Setelah beberapa menit menunggunya, akhirnya Ibu keluar dengan menenteng satu kantong plastik besar yang gak aku tahu apa isinya.
"Ayok kita pulang" ajaknya dengan melangkah cepat-cepat
Tanpa menjawabnya akhirnya aku mengikuti langkahnya dari belakang
Kemudian kami kembali duduk diatas motor Pak Yanto lalu membawa kami pergi dari rumah yang penuh kenangan itu.

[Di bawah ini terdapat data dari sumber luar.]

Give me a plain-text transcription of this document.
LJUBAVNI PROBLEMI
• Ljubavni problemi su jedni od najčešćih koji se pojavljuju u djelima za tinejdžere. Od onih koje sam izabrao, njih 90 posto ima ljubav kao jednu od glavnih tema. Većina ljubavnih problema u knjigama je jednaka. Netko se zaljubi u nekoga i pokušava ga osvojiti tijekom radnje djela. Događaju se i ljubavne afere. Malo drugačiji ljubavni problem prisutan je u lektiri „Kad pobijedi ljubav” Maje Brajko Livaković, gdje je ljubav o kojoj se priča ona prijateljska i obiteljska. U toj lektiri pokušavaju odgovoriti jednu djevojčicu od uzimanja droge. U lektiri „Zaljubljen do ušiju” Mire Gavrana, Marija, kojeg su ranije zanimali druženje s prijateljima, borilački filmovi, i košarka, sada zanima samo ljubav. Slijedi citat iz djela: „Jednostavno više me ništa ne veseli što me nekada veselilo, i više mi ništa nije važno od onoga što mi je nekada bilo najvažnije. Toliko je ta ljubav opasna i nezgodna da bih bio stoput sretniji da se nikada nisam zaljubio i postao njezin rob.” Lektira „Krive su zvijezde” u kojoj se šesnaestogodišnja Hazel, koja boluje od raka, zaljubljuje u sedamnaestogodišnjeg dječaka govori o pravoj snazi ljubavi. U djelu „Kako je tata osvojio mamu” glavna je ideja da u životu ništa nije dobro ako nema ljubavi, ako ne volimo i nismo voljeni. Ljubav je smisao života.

Disepanjang perjalanan baru pertama kalinya aku melintasi jalan raya yang penuh dengan bermacam kendaraan, lampu-lampu jalan, rumah-rumah disepanjang jalan yang masih ramai dengan orang-orang yang lewat
Ini pertama kalinya aku melintasi kota.
Dan aku merasa sangat senang
Saat ini angin malam sangat dingin, meski aku duduk diapit kedua orang tuaku tetap saja aku kedinginan.
__ADS_1
Beberapa jam dalam perjalanan melewati kota, akhirnya Pak Yanto masuk ke jalan menuju satu desa. Tapi desa itu gak begitu jauh dari kota.
Akhirnya kami sampai di depan rumah tembok bercat putih tanpa pagar dihalamannya.
Setelah aku perhatikan hampir semua rumah warga di sini, bangunannya tembok tapi gak ada pagar atau gerbang.
Motor Pak Yanto langsung merapat dekat teras rumahnya. Dia parkir motornya diluar rumah
"Ayok turun" ajak Ibu padaku
Desa ini sudah nampak sepi mungkin karena sudah ada jam saat semua orang tidur.
Pak Yanto mengajakku masuk sembari membuka pintu "Ayok masuk"
Krekk!
Tapi Ibu langsung masuk begitu saja tanpa mengajakku.
Saat aku masuk terlihat pemandangan yang rapih dan bersih, isi dalam rumah lebih bagus dari rumah Nenek, kursi tamunya juga terbuat dari busa yang masih bagus, cat dindingnya putih bersih dan cahaya lampunya sangat terang.
Aku masih berdiri melihat ke segala arah, aku bagai orang baru yang masih canggung. Padahal mereka adalah orang tuaku.
Ibu langsung masuk ke dalam kamarnya dengan membawa bungkusan yang dia jarah barusan.
Tapi Pak Yanto justru mengajak aku ke kamar anaknya
"Kamu tidur beraama Liana aja ya. Kalian kan saudara jadi harus akur" ucapnya
Aku hanya mengangguk saja lalu mengikuti Pak Yanto.
Tok..tok..tok !
"Lian ?" panggilnya
Tapi pintu belum dibuka
"Lian ?" panggilnya lagi
Tok..tok..tok !
Ketuknya lagi tapi Liana belum juga membukanya.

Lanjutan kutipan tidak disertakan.